Mikael (24 years old, Eritrea)


“My name is Mikael, like the archangel, and I left home in 2015. It took me three years to get to Europe”.


He wears slippers far too big for his feet and a wooden cross around his neck. His eyes are pitch black, but shiny as a moonlit night.
Like most of the Eritrean migrants, Mikael’s journey took him across Ethiopia, Sudan and Libya, spending more than one year in detention there. “Libya means no food, no water. Everything no,” he says. At first he describes the place where he was kept as a house. When asked to be more specific, he adds some no’s to the list: “It’s like a hole, it’s underground. In my group we were 3000 people all in one room. No light and no beds.”


“The only thing you have to do is pay. If you don’t pay you don’t get any food and after a while they move you to another ‘house’, and you have to start from the beginning. You can be sold several times.”
All his money went to an Eritrean man, who was in charge of dealing with the Libyans. “They give you the phone and you can call home asking for money.” His father in Asmara paid 13,000 US dollars to set him free. His eyes are now full of gratitude and sadness: “He gave his life to give me a new life.”

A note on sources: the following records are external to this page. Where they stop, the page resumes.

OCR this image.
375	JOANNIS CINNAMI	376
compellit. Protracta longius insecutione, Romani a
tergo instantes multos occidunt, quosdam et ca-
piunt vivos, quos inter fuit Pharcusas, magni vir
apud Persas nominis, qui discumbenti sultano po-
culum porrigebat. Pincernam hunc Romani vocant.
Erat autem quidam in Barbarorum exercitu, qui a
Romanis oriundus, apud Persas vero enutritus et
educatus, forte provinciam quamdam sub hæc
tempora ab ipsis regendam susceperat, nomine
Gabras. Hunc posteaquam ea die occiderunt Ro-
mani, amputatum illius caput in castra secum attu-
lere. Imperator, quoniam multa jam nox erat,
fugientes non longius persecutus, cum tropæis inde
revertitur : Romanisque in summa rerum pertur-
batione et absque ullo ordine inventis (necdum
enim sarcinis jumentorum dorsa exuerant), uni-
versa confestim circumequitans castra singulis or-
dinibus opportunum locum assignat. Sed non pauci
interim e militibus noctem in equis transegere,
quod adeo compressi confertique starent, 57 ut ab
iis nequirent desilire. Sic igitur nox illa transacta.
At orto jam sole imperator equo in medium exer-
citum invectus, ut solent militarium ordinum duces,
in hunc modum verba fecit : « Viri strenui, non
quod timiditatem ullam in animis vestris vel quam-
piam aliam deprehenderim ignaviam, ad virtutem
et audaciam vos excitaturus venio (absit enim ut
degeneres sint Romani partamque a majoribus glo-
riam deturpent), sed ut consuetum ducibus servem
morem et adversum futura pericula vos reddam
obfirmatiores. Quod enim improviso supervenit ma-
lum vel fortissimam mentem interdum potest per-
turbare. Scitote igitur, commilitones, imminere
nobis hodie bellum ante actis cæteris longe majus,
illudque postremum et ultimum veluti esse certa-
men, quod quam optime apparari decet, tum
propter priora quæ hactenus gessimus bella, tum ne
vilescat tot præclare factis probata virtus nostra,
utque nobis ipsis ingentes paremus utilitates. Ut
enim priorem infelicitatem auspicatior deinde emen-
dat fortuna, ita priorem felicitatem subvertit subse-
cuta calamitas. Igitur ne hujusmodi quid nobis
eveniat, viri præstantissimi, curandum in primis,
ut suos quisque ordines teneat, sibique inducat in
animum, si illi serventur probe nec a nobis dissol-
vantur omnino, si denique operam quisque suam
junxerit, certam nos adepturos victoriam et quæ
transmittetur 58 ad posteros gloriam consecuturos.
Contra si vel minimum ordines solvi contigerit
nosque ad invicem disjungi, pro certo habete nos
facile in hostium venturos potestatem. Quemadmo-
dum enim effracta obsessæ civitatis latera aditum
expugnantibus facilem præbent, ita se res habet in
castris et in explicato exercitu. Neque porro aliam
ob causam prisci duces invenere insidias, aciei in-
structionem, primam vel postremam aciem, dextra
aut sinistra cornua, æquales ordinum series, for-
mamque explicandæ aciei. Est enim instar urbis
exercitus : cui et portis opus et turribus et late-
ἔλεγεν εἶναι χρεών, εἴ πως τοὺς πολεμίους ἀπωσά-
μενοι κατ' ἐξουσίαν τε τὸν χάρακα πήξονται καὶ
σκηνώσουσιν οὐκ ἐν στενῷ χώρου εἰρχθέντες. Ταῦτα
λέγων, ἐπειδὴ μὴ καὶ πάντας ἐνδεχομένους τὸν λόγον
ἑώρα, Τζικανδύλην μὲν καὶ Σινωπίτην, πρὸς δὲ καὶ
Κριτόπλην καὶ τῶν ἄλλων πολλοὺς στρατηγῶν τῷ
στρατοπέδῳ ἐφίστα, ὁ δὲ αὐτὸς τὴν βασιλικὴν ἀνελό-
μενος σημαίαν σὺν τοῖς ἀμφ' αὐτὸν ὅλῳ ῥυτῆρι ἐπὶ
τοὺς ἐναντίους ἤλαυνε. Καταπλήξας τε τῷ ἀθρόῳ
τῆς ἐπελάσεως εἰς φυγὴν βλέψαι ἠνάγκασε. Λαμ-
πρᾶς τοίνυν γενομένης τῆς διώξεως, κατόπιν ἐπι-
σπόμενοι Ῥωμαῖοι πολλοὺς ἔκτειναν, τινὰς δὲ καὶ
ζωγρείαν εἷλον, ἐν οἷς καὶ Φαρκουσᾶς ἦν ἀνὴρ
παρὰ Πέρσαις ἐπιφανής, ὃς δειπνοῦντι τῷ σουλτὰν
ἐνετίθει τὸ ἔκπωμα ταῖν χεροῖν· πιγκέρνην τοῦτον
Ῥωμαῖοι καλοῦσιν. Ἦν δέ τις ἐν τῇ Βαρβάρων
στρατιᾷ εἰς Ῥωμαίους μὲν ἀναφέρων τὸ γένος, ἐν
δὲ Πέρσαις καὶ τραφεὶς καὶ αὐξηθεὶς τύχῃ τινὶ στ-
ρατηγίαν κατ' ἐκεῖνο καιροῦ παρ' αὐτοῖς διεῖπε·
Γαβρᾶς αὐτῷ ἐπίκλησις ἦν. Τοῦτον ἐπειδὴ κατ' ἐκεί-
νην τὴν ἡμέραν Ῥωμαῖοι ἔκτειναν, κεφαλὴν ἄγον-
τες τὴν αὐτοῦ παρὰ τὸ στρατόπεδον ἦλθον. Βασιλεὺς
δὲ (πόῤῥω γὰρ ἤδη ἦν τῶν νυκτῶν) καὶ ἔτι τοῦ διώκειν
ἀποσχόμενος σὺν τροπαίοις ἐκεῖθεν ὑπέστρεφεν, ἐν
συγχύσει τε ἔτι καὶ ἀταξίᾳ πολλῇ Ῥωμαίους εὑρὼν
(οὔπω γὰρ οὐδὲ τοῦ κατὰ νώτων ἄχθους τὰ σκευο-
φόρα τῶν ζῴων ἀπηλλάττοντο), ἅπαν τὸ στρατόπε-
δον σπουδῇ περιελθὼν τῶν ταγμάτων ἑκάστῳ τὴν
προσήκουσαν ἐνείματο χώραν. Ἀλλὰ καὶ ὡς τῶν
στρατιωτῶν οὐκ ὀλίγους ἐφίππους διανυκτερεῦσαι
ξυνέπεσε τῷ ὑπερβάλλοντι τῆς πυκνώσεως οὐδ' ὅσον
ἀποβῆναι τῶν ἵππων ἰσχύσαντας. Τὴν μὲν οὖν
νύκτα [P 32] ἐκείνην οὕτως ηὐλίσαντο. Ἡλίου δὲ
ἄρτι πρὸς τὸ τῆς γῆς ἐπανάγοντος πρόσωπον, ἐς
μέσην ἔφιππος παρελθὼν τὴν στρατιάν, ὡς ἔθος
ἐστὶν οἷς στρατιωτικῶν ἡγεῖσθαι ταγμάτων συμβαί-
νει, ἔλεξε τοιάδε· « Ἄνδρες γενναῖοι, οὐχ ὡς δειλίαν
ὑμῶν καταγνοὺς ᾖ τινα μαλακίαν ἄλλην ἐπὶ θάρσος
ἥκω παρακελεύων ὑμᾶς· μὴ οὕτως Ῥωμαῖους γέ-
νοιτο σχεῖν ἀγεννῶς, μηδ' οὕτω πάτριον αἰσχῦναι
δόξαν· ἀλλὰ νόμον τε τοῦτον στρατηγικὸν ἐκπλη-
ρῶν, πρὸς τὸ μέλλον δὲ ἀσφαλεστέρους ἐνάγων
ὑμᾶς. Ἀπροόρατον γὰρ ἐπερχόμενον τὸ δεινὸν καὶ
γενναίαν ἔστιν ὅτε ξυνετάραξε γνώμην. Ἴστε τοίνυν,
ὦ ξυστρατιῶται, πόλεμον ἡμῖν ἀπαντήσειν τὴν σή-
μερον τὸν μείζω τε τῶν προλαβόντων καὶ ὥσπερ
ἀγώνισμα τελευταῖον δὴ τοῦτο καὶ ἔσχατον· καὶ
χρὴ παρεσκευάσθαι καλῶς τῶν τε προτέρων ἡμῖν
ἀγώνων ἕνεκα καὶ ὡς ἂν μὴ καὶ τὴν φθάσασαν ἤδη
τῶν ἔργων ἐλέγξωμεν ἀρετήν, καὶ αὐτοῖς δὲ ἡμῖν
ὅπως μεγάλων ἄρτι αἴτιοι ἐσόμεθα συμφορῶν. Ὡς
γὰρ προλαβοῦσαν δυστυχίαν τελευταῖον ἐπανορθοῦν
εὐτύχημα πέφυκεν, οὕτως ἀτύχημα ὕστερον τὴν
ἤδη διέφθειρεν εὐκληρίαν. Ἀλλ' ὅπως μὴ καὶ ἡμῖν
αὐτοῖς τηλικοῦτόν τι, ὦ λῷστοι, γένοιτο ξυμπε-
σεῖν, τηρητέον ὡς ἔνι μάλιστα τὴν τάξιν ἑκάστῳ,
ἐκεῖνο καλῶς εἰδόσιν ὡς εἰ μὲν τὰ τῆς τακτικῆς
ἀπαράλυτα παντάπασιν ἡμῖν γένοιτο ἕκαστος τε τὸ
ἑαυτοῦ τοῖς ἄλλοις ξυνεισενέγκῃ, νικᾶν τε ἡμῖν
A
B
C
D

Even though he knew how dangerous the journey to Europe would be, he decided to try. He deserted from the army. Conscription in Eritrea is compulsory and indefinite. It can last forever and that’s why “If you get the chance to be free, you have to take it.” Crossing the Mediterranean Sea took days by boat, but he says it’s nothing in comparison to what he had to face before in Libya.


“We had bread, but we decided to throw it in the water. People were fighting for it and we had to avoid that the boat would overturn. But it didn’t happen, and I am alive.”


He adds: “When I put my feet on the ground the first thing I wanted to do was call my dad.” He finally shows us a big smile. “I am happy.”